ChessMamba: Structure-Aware Interleaving of State Spaces for Change Detection in Remote Sensing Images
Lei Ding, Tong Liu, Xuanguang Liu, Xiangyun Liu, Haitao Guo, Jun Lu
TL;DR
ChessMamba tackles cross-source change detection in multi-temporal remote sensing by embedding structural priors into selective state-space modeling. It introduces Chessboard interleaving (Chessboard Shuffle) to preserve 2D topology while enabling direct per-pixel temporal comparisons, and Mono-Context Aggregated SSM (MCA-SSM) to emphasize mono-temporal local context before state propagation. The approach combines a SpatialMamba encoder with a cross-time decoder, achieving state-of-the-art results on Levir-CD, BRIGHT, and SECOND across BCD, BDA, and SCD tasks, with strong localization and favorable efficiency ($O(N)$-like behavior in sequence processing). These findings highlight the importance of geometric coherence in multi-source fusion for robust, high-resolution CD in heterogeneous RS data, and the framework shows promising generalization to diverse CD scenarios.
Abstract
Change detection (CD) in multitemporal remote sensing imagery presents significant challenges for fine-grained recognition, owing to heterogeneity and spatiotemporal misalignment. However, existing methodologies based on vision transformers or state-space models typically disrupt local structural consistency during temporal serialization, obscuring discriminative cues under misalignment and hindering reliable change localization. To address this, we introduce ChessMamba, a structure-aware framework leveraging interleaved state-space modeling for robust CD with multi-temporal inputs.

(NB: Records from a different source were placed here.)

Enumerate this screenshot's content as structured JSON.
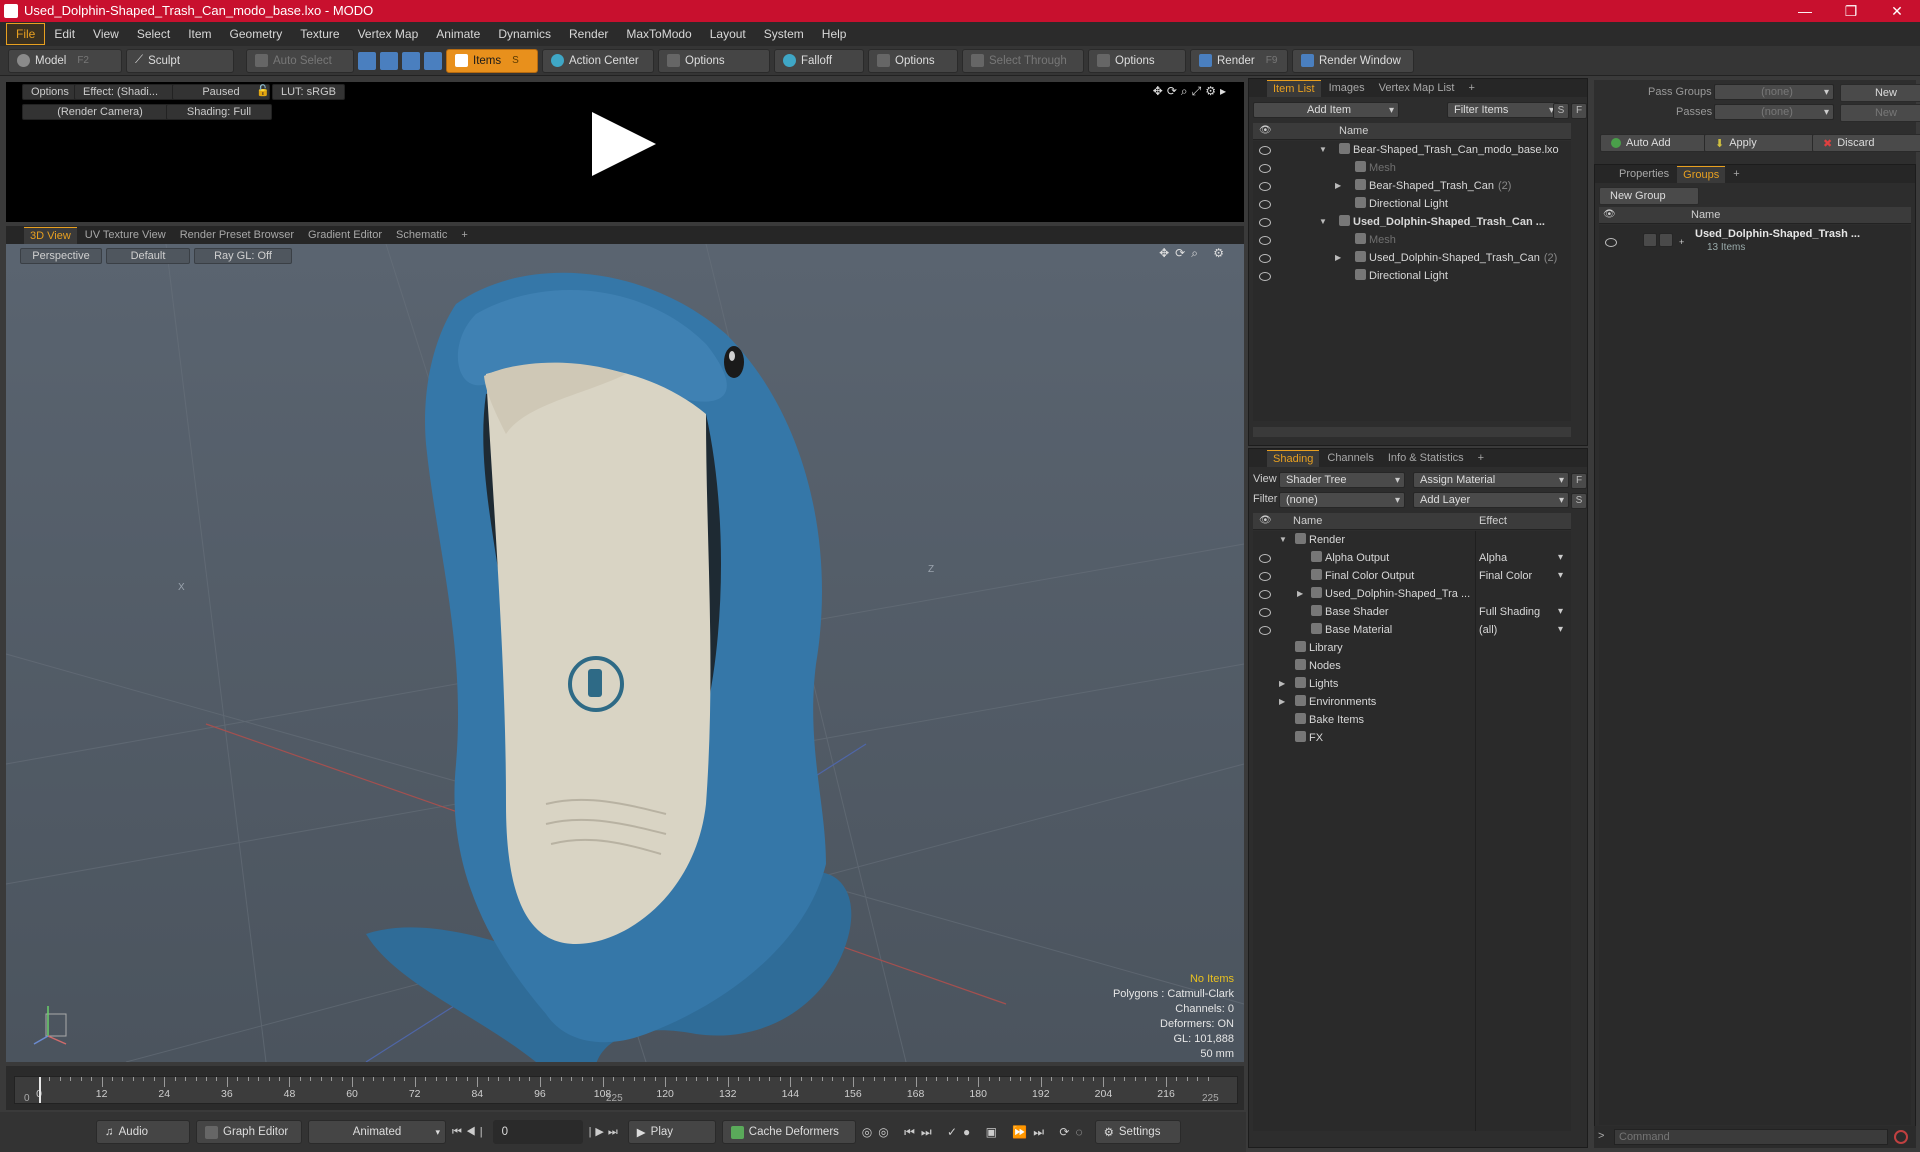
{
  "window": {
    "title": "Used_Dolphin-Shaped_Trash_Can_modo_base.lxo - MODO",
    "controls": [
      "—",
      "❐",
      "✕"
    ]
  },
  "menu": [
    "File",
    "Edit",
    "View",
    "Select",
    "Item",
    "Geometry",
    "Texture",
    "Vertex Map",
    "Animate",
    "Dynamics",
    "Render",
    "MaxToModo",
    "Layout",
    "System",
    "Help"
  ],
  "toolbar": {
    "model": "Model",
    "model_key": "F2",
    "sculpt": "Sculpt",
    "auto_select": "Auto Select",
    "items": "Items",
    "items_key": "S",
    "action_center": "Action Center",
    "options1": "Options",
    "falloff": "Falloff",
    "options2": "Options",
    "select_through": "Select Through",
    "options3": "Options",
    "render": "Render",
    "render_key": "F9",
    "render_window": "Render Window"
  },
  "preview": {
    "options": "Options",
    "effect": "Effect: (Shadi...",
    "paused": "Paused",
    "lut": "LUT: sRGB",
    "camera": "(Render Camera)",
    "shading": "Shading: Full"
  },
  "viewport_tabs": [
    "3D View",
    "UV Texture View",
    "Render Preset Browser",
    "Gradient Editor",
    "Schematic",
    "+"
  ],
  "viewport": {
    "perspective": "Perspective",
    "default": "Default",
    "raygl": "Ray GL: Off",
    "stats": {
      "no_items": "No Items",
      "polygons": "Polygons : Catmull-Clark",
      "channels": "Channels: 0",
      "deformers": "Deformers: ON",
      "gl": "GL: 101,888",
      "focal": "50 mm"
    },
    "axis_labels": {
      "x": "X",
      "z": "Z"
    }
  },
  "timeline": {
    "ticks": [
      0,
      12,
      24,
      36,
      48,
      60,
      72,
      84,
      96,
      108,
      120,
      132,
      144,
      156,
      168,
      180,
      192,
      204,
      216
    ],
    "range_start": "0",
    "range_mid": "225",
    "range_end": "225"
  },
  "bottombar": {
    "audio": "Audio",
    "graph_editor": "Graph Editor",
    "animated": "Animated",
    "frame": "0",
    "play": "Play",
    "cache_deformers": "Cache Deformers",
    "settings": "Settings"
  },
  "itemlist": {
    "tabs": [
      "Item List",
      "Images",
      "Vertex Map List",
      "+"
    ],
    "add_item": "Add Item",
    "filter_items": "Filter Items",
    "s": "S",
    "f": "F",
    "col_name": "Name",
    "rows": [
      {
        "label": "Bear-Shaped_Trash_Can_modo_base.lxo",
        "indent": 0,
        "arrow": "▼",
        "bold": false,
        "dim": false,
        "suffix": ""
      },
      {
        "label": "Mesh",
        "indent": 1,
        "arrow": "",
        "bold": false,
        "dim": true,
        "suffix": ""
      },
      {
        "label": "Bear-Shaped_Trash_Can",
        "indent": 1,
        "arrow": "▶",
        "bold": false,
        "dim": false,
        "suffix": "(2)"
      },
      {
        "label": "Directional Light",
        "indent": 1,
        "arrow": "",
        "bold": false,
        "dim": false,
        "suffix": ""
      },
      {
        "label": "Used_Dolphin-Shaped_Trash_Can ...",
        "indent": 0,
        "arrow": "▼",
        "bold": true,
        "dim": false,
        "suffix": ""
      },
      {
        "label": "Mesh",
        "indent": 1,
        "arrow": "",
        "bold": false,
        "dim": true,
        "suffix": ""
      },
      {
        "label": "Used_Dolphin-Shaped_Trash_Can",
        "indent": 1,
        "arrow": "▶",
        "bold": false,
        "dim": false,
        "suffix": "(2)"
      },
      {
        "label": "Directional Light",
        "indent": 1,
        "arrow": "",
        "bold": false,
        "dim": false,
        "suffix": ""
      }
    ]
  },
  "shading": {
    "tabs": [
      "Shading",
      "Channels",
      "Info & Statistics",
      "+"
    ],
    "view_label": "View",
    "view_value": "Shader Tree",
    "assign_material": "Assign Material",
    "filter_label": "Filter",
    "filter_value": "(none)",
    "add_layer": "Add Layer",
    "f": "F",
    "s": "S",
    "col_name": "Name",
    "col_effect": "Effect",
    "rows": [
      {
        "label": "Render",
        "indent": 0,
        "arrow": "▼",
        "effect": "",
        "eye": false
      },
      {
        "label": "Alpha Output",
        "indent": 1,
        "arrow": "",
        "effect": "Alpha",
        "eye": true
      },
      {
        "label": "Final Color Output",
        "indent": 1,
        "arrow": "",
        "effect": "Final Color",
        "eye": true
      },
      {
        "label": "Used_Dolphin-Shaped_Tra ...",
        "indent": 1,
        "arrow": "▶",
        "effect": "",
        "eye": true
      },
      {
        "label": "Base Shader",
        "indent": 1,
        "arrow": "",
        "effect": "Full Shading",
        "eye": true
      },
      {
        "label": "Base Material",
        "indent": 1,
        "arrow": "",
        "effect": "(all)",
        "eye": true
      },
      {
        "label": "Library",
        "indent": 0,
        "arrow": "",
        "effect": "",
        "eye": false
      },
      {
        "label": "Nodes",
        "indent": 0,
        "arrow": "",
        "effect": "",
        "eye": false
      },
      {
        "label": "Lights",
        "indent": 0,
        "arrow": "▶",
        "effect": "",
        "eye": false
      },
      {
        "label": "Environments",
        "indent": 0,
        "arrow": "▶",
        "effect": "",
        "eye": false
      },
      {
        "label": "Bake Items",
        "indent": 0,
        "arrow": "",
        "effect": "",
        "eye": false
      },
      {
        "label": "FX",
        "indent": 0,
        "arrow": "",
        "effect": "",
        "eye": false
      }
    ]
  },
  "passgroups": {
    "pass_groups_label": "Pass Groups",
    "pass_groups_value": "(none)",
    "new": "New",
    "passes_label": "Passes",
    "passes_value": "(none)",
    "new2": "New",
    "auto_add": "Auto Add",
    "apply": "Apply",
    "discard": "Discard"
  },
  "groups": {
    "tabs": [
      "Properties",
      "Groups",
      "+"
    ],
    "new_group": "New Group",
    "col_name": "Name",
    "item_name": "Used_Dolphin-Shaped_Trash ...",
    "item_count": "13 Items"
  },
  "command": {
    "placeholder": "Command"
  }
}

ChessMamba integrates a SpatialMamba encoder with a lightweight cross-source interaction module, featuring two key innovations: (i) Chessboard interleaving with snake scanning order, which serializes multi-temporal features into a unified sequence within a single forward pass, thereby shortening interaction paths and enabling direct comparison for accurate change localization; and (ii) Structure-aware fusion via multi-dilated convolutions, selectively capturing center-and-corner neighborhood contexts within each mono-temporal. Comprehensive evaluations on three CD tasks, including binary CD, semantic CD and multimodal building damage assessment, demonstrate that ChessMamba effectively fuses heterogeneous features and achieves substantial accuracy improvements over state-of-the-art methods.The relevant code will be available at: github.com/DingLei14/ChessMamba.